Kirk sonrió interiormente; Spock estaba aplicando la misma precisión de razonamiento con Harrington, que aplicaba con su propio capitán.

El almirante juntó las manos a la espalda y se encaró con ellos, masticando la boquilla de la pipa durante un momento.

—Porque el rey Stevvin confía en un solo hombre de toda la Flota Estelar para que lo lleve sano y salvo de vuelta a Shad: el capitán James Kirk. Por lo tanto, caballeros, la misión les pertenece a ustedes.

3

DIARIO PERSONAL: FECHA ESTELAR 7815.3

Hemos llegado y entrado en órbita alrededor de Orand, y me resulta difícil creer que voy a ver al rey Stevvin después de todos los años que han pasado.

Por otra parte, me siento como un estudiante que se hubiese graduado hace mucho tiempo y regresara para visitar a su profesor preferido; eso hace que me sienta feliz.

Sin embargo, también me siento como un carcelero que va a poner en libertad a un prisionero, y eso me hace sentir culpable. Yo sé que el rey se hubiese quedado en Shad si la decisión hubiese dependido de él, ¿y quién puede decir que se habría equivocado? Después de todo el tiempo que ha pasado, soy incapaz de saberlo. Incluso si él no piensa que le han robado dieciocho años de su vida, yo sí lo creo; y fui yo quien lo convenció de que se marchase.

Estoy ansioso por ver la misión concluida con éxito, reponer al rey en el sitio al que tiene derecho. Spock diría que todo esto es ¡lógico, y quizá tendría razón… pero, a pesar de que sé que esos años no le podrán ser nunca devueltos, esta misión me proporciona la posibilidad de compensar a mi viejo amigo por al menos una parte de lo que le fue arrebatado. Al diablo con la política y la diplomacia; yo tengo que admitir que mis motivaciones son mucho más emotivas que racionales.

—No va a conseguirlo, Jim.

La expresión del rostro de McCoy hacía que las palabras resultasen innecesarias, pero él las dijo de todas formas, suavemente.

Kirk miró el suelo embaldosado, fresco y brillante de la casa en la que el rey Stevvin había pasado los últimos dieciocho años de su vida, esperando; y, en aquel momento, McCoy acababa de confirmar lo que Kirk había temido, que aquéllos fuesen realmente los últimos años de la vida de Stevvin: el rey iba a morir antes de poder ver a su planeta nuevamente unido.

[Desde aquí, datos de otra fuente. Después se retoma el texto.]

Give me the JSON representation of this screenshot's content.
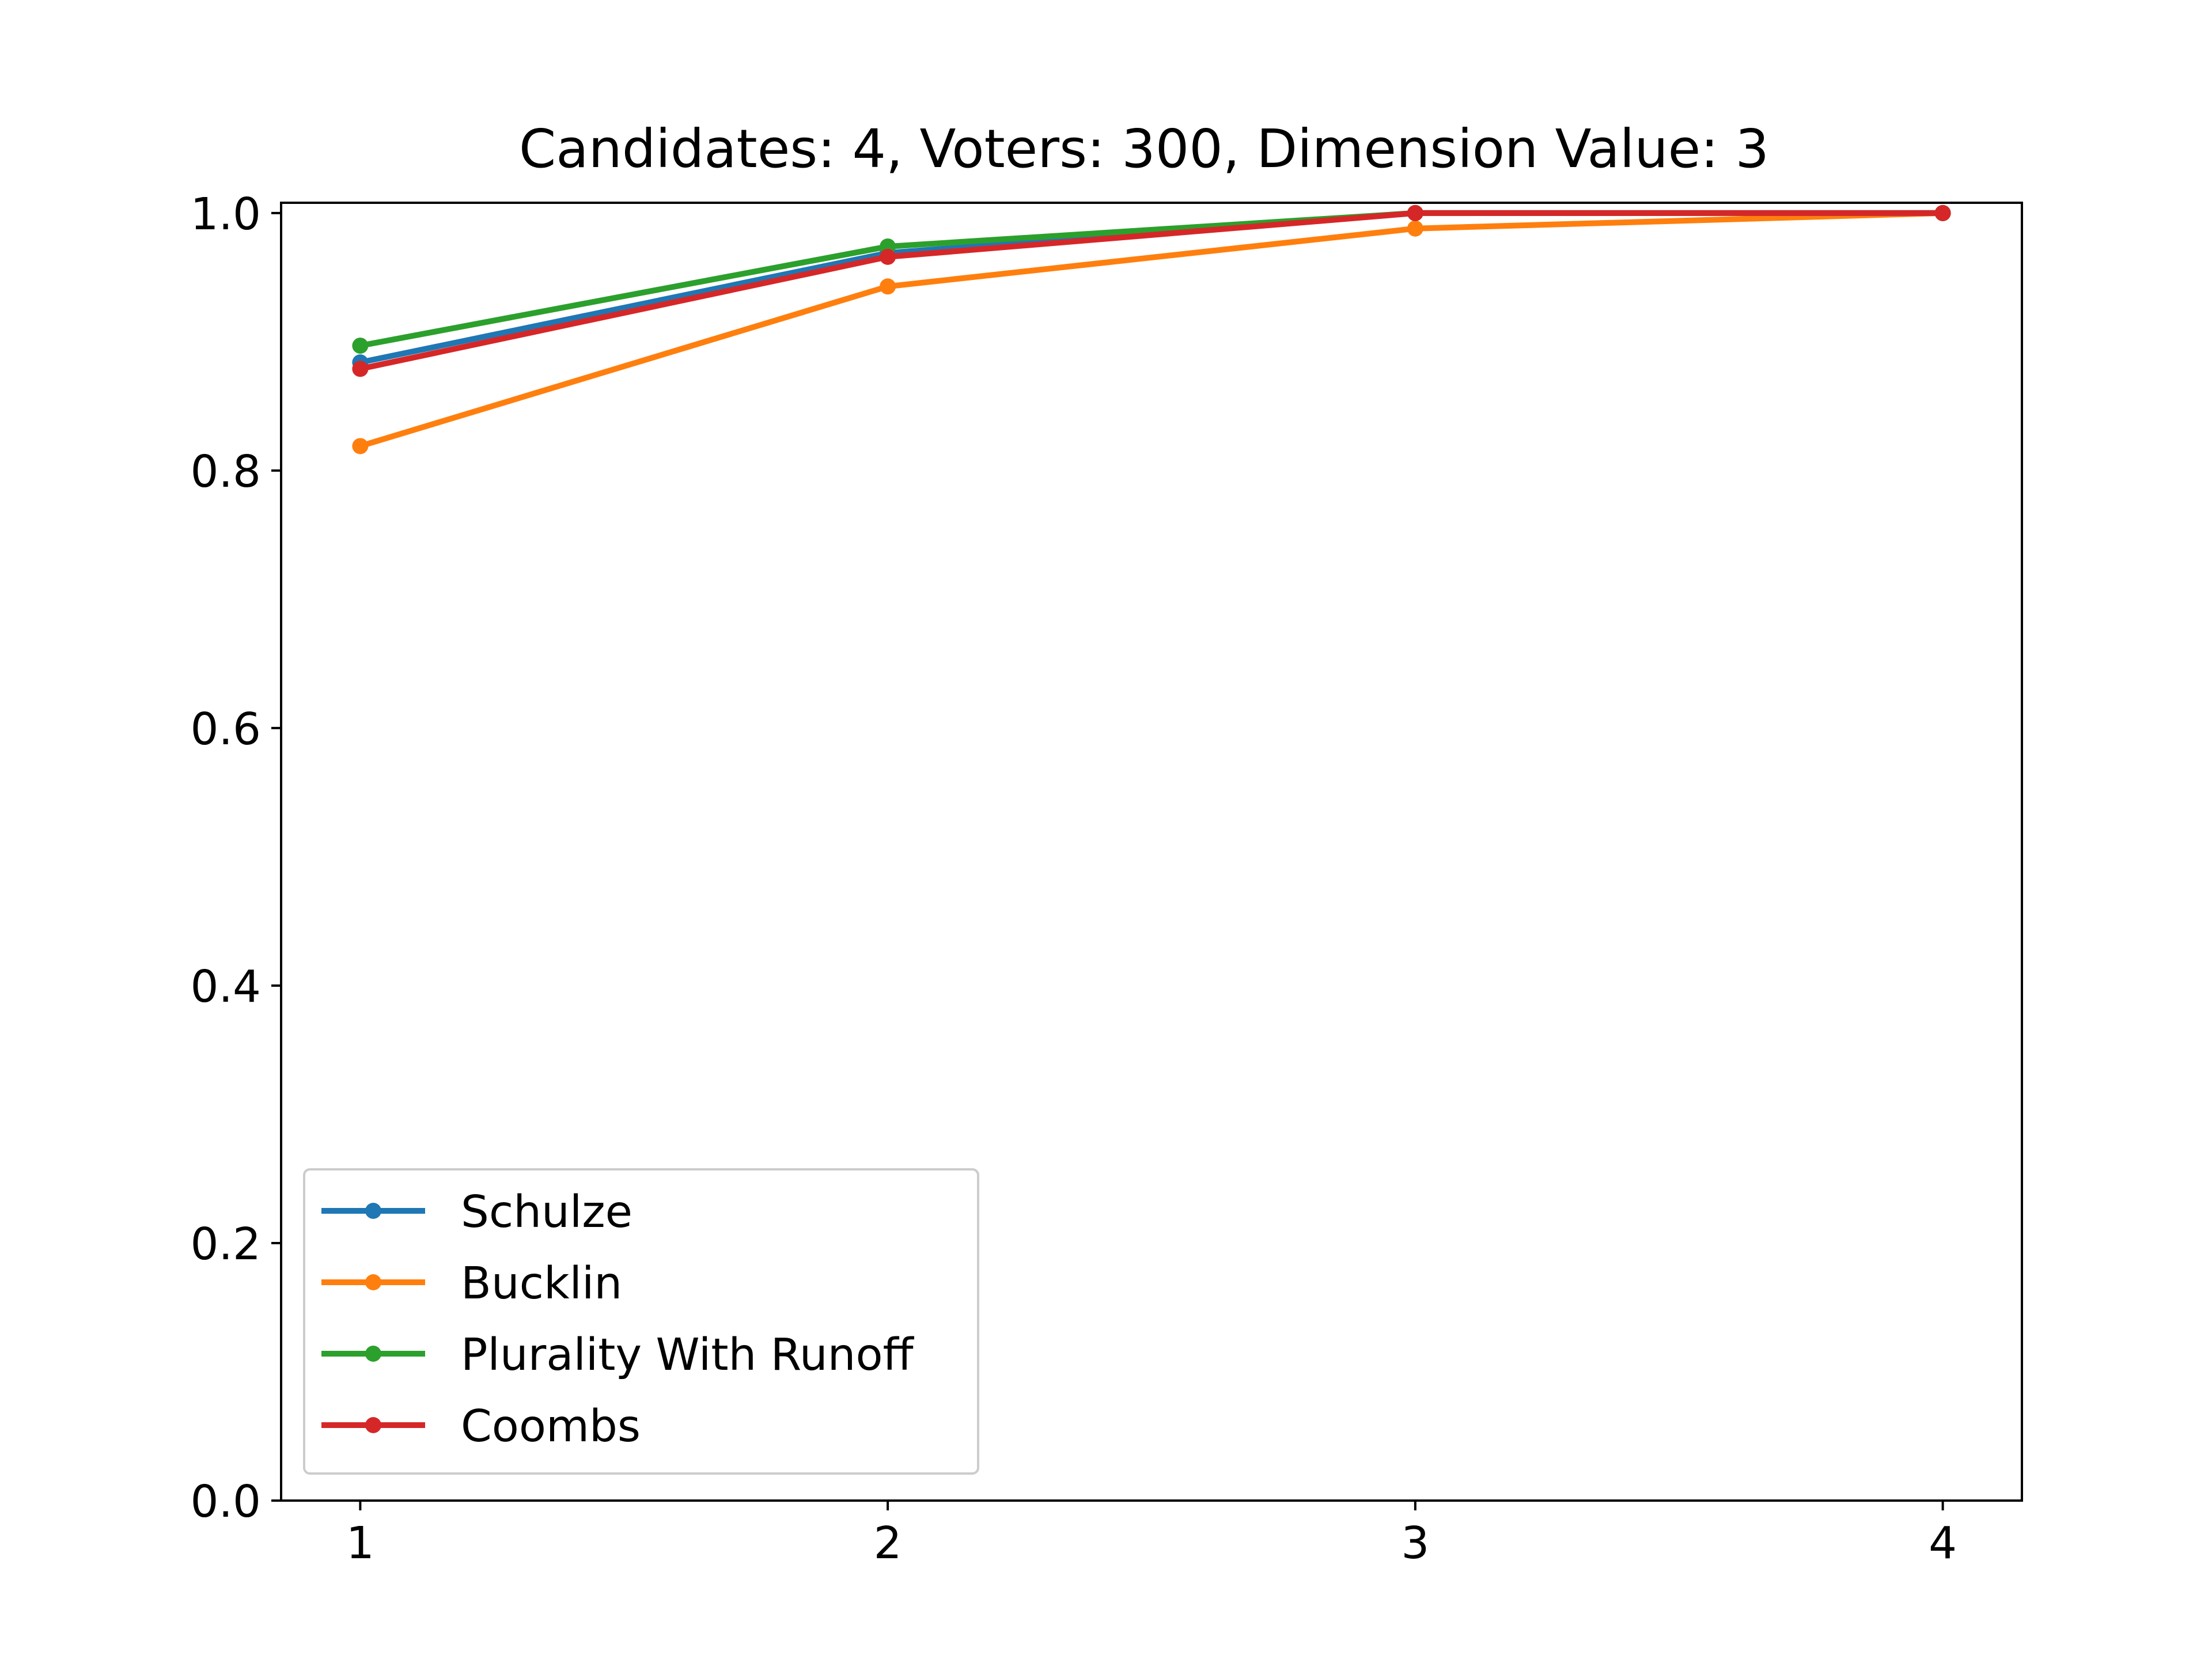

—¿Puedo hablar con él? —preguntó Kirk.

—En este momento está durmiendo. Podrá hacerlo dentro de un rato. —McCoy se encogió de hombros; se sentía inútil—. ¿Quiere dar un paseo?

—Sí, Bones. Solo.

Spock y McCoy lo dejaron marchar sin decir una sola palabra.

Kirk se alejó lentamente de la casa blanca de piedra y estuco, por la tosca calle que servía como camino de entrada. Pero allí, en Orand, no había vehículos motorizados que rodasen por los senderos de grava y tierra, sino tan sólo carros tirados por los bueyes y caballos nativos.

Orand y sus habitantes eran hijastros de la naturaleza. El planeta orbitaba una estrella de una región apartada y no guardaba ningún tesoro bajo su corteza reseca. Dado que no estaba en posesión de riquezas ni de una base estratégica, no tenía ningún interés para los acaparadores y prospectores. Sin embargo, su escasa población de quizá unos cinco millones perseveraba y exprimía su sustento de cierto número de actividades: un poco de agricultura, minería, pequeñas industrias y algo de comercio.

En un sentido, Kirk sentía pena por los nativos de Orand, con su planeta condenado a no ser más que una manchita insignificante en los mapas estelares; pero era aquella naturaleza insignificante lo que lo convertía en el lugar perfecto para que la familia de Stevvin sobreviviera en el exilio. Porque, dado que Orand no sería nunca un planeta rico y poderoso, tampoco se convertiría en un campo de batalla, como había ocurrido con Shad. El rey estaba a salvo allí, y podría desaparecer en la monotonía que caracterizaba a aquel planeta arenoso y triste.

Al principio, los klingon mantuvieron un equipo completo de vigilancia sobre Orand; pero, a medida que la guerra continuaba más y más tiempo, dicho contingente mermó hasta sólo unos pocos agentes, y finalmente a un solo klingon y un par de informadores orandinos a sueldo que vigilaban la casa del rey y las idas y venidas de sus ocupantes. Los klingon habían llegado a creer que Stevvin no se marcharía nunca de Orand, y relajaron la vigilancia.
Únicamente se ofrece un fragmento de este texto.